Gatsby.js is a static site generator, which means that all the pages and blog posts are generated for you as regular HTML files and you can host them pretty much anywhere! There is no admin interface or user logins to manage. This is unlike WordPress, which requires a server that runs PHP and a MySQL database to house all the pages and posts. You can also server the static files from a content delivery network (CDN) for even better performance.

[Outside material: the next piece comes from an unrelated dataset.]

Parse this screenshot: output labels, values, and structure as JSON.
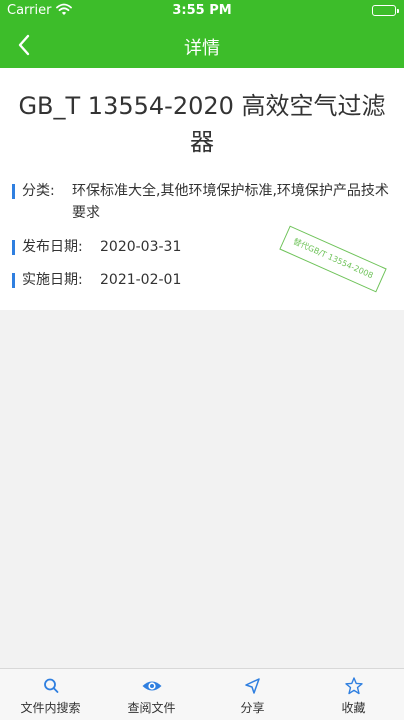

One of the most interesting, and foreign, things to me about Gatsby.js is GraphQL. I'd never even heard of this technology until I started experimenting with Gatsby. GraphQL is a query language for APIs and it's how Gatsby gets all of its data when populating pages and posts. The data is not limited to local markdown files, you can query data from a variety of sources and content management systems, even WordPress! This means you can use WordPress and its admin panel for a back-end, and then use Gatsby to pull in those pages and posts to generate a static site when you're ready to publish. Gatsby has a ton of different plugins that allow it to work with different data sources, such as MongoDB, JSON, and even sites like Medium.
If you're interesting in getting started with Gatsby.js, I highly recommend checking out their official tutorial. To me, WordPress is still very relevant for certain types of websites and it won't be going anywhere soon. However, if your next web project isn't terribly complex and you're itching to try something new, I'd highly suggest giving Gatsby a try.